Y lo que está por venir es el que el hombre sigue de largo,
y ella tiene que quedarse sola, errante y sin novio, en Mar de las Pampas, a la
espera sin esperanza de su ilusorio retorno. Inés lucha por una improbable
vuelta a los orígenes, Miguel le dice literalmente que no da más. La joven le
reclama que ese es un concepto que no entiende; y él le riposta que no se trata
de un concepto. Es, meramente, el registro doloroso y cruel, pero inevitable,
del desamor.
A partir de la estancia de la joven en el motel irrumpirá un
elemento dentro del relato que operará cual vector del diálogo mutuo, el cual
resulta la mejor plasmación de la recidiva amatoria de la muchacha: estas
conversaciones telefónicas —siempre iniciadas por ella— con Miguel son como los
polvos de un incendio: lo único que queda entonces antes de perderse entre la
tierra y el viento. El teléfono, por tanto, será el vínculo de comunión con un
pasado que ya no contará en lo adelante, porque Inés está pisando de ahora en
más su futuro. Devenir marcado por una inmensa X a despejar, en cuya ecuación
deberá intervenir todo cuanto lo estime la imaginación del espectador. Porque
las pistas brindadas por la trama no serán más que eso, ante la conclusión
abierta de la cinta.
La Katz
supo trazar la humanidad del personaje central, que uno siente cercano y
quisiera tenderle la mano para socorrer el dolor del desencuentro, el quiebre
de emociones, la incertidumbre, la falta de valor para recomenzar.
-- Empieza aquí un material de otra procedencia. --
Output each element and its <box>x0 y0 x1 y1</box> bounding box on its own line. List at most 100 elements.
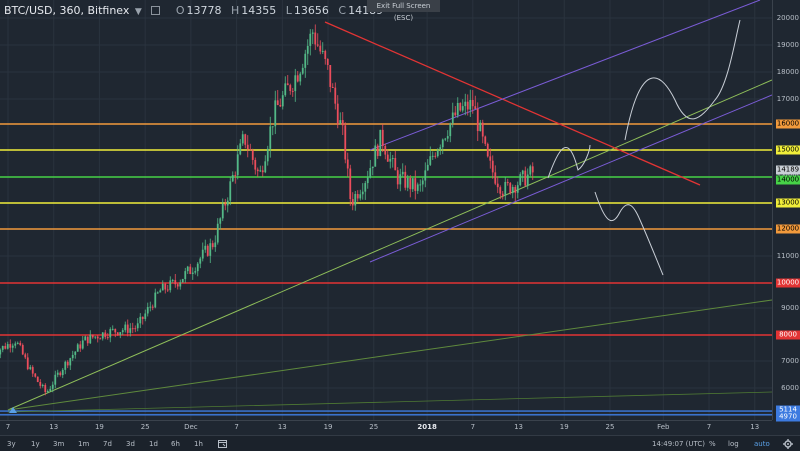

Personaje
correctamente definido, puesto ante una disyuntiva que involucra no solo
cambios de sentimientos, sino una trastrocación de su propia rutina de vida,
Inés ilustra la membrana finísima que
protege la relación amorosa de siempre, pero sobre todo en los tiempos que
corren.
Relato que no solo destaca por su sinceridad y calidez, sino
además por la fotografía de Lucio Bonelli, la sencillez de la propuesta
narrativa y la actuación de intérpretes —en su mayoría provenientes del teatro
pero que en ningún momento sucumben a los cambios de métodos impuestos por la
cámara—, Una novia errante solo se
lastima a causa de la aparición de varios diálogos sobrescritos y altisonantes,
además de ciertos excesos discursivos
de la protagonista, quien al parecer solo en las postrimerías del filme
aquilatará el peso del silencio y hasta tanto quiere explicar lo aun
inexplicable a través de las palabras.
Pese a tales contrapesos,
Una novia errante constituye digno exponente de un cine argentino a
contramano de modas y tendencias, e inusual abordaje de las relaciones de
pareja. Una íntima crónica del desamor, ungida de pasajes muy bien escritos,
cuya historia no se le desmadeja a Katz ni por un minuto.